Crítica: 'Hibernation', de Jon Mikel Caballero


"Amamos aquello que podemos perder. Tú mismo, tu mujer, tu país...". Para muchos esta frase es la clave de un autor, un pensador, un artista, una revolución cinematográfica. Se llamaba Andrei Tarkovski y en 1972 estrenó Solaris. Una historia de amor, una reflexión sobre los recuerdos y la pérdida que supuso una forma nueva de entender la ciencia ficción. Se conocía la crítica social mediante mundos futuros e imaginados con un desarrollo tecnológico imparable, sin embargo, fue Tarkovski y Stanley Kubrick los que introdujeron conceptos de mayor importancia humanista y dieron al espacio un significado trascendente y romántico.
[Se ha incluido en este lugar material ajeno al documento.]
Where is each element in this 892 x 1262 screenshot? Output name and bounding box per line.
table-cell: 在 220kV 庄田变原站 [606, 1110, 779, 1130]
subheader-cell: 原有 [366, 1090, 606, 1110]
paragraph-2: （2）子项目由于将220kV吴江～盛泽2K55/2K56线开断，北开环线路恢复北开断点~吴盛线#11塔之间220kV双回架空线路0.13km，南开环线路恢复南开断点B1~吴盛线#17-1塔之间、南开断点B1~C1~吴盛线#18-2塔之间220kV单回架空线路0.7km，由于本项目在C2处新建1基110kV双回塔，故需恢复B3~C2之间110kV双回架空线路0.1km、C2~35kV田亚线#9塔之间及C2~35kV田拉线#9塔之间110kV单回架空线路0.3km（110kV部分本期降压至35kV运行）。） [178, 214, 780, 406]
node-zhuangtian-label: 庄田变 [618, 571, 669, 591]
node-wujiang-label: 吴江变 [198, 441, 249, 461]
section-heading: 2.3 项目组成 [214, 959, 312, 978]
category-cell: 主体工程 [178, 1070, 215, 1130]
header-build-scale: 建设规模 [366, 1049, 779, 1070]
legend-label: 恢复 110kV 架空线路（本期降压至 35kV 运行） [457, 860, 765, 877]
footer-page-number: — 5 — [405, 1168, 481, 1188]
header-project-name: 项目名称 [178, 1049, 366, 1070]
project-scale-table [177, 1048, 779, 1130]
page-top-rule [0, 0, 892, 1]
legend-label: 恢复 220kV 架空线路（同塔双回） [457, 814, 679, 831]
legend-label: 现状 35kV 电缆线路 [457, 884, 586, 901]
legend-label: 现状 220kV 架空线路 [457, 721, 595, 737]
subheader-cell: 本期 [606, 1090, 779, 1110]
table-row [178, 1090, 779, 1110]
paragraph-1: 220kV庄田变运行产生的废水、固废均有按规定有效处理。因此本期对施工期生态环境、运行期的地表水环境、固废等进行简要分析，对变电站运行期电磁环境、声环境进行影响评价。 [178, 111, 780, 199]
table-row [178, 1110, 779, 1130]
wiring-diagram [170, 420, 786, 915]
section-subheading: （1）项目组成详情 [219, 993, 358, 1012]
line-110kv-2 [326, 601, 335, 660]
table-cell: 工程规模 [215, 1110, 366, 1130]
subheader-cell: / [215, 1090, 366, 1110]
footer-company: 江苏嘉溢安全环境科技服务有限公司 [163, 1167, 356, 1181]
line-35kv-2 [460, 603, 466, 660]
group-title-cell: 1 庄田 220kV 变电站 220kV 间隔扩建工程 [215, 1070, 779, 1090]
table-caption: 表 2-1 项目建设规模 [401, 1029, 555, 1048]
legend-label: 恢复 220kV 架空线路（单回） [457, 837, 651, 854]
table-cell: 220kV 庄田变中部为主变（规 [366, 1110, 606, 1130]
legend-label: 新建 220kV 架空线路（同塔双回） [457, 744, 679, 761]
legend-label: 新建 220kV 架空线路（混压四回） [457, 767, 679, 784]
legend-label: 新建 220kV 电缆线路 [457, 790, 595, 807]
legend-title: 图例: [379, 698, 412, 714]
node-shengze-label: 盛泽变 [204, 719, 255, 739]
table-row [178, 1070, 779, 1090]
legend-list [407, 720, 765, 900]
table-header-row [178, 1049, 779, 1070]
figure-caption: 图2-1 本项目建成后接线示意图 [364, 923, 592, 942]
Esta intruducción me parece imprescindible para comenzar a hablar de Hibernation, un cortometraje dirigido por el navarro Jon Mikel Caballero que se ha podido ver en el XIV Festival de Cine de Pamplona. La historia se centra en los momentos previos a la criogenización de un astronauta que va a realizar un viaje de 50 años. La encargada de llevar a cabo el proceso es otra astronauta enamorada de éste, que sabe que cuando vuelva las cosas serán muy diferentes. Lo que aparentemente es un enfado entre dos competidores amantes del descubrimiento se torna en una historia de amor que va a sufrir una separación demasiado larga. 

Los protagonistas, Adam Quintero y la siempre magistral  Manuela Vellés, dan una lección de cine al contarnos en muchos planos, mediante miradas y breves intercambios de palabras, la profunda relación que existe entre ellos. Son dos aventureros obligados a una frialdad impuesta y a rechazar sus sentimientos, especialmente en el caso de Vellés, en favor del avance de la ciencia. 

La dirección de Caballero es imprescindible para conseguir un efecto dramático de estas características que, acompañada por un buen guion coescrito con Eric Navarro, un montaje y una fotografía especialmente cuidada, hace que nos sumerjamos en una atmósfera en la que reinan dos principios humanos, el amor y el ansia de obtener conocimiento. Es en este segundo punto donde la historia de Hibernation nos recuerda al 2001 de Kubrick. El espacio se convierte en un escenario para el pensamiento que provoca la separación de los citados principios. Por un lado, representa la solución a las grandes preguntas de los seres humanos, pero, por el otro, obliga a dejar e incluso perder lo que ya conocemos y amamos de nuestro mundo.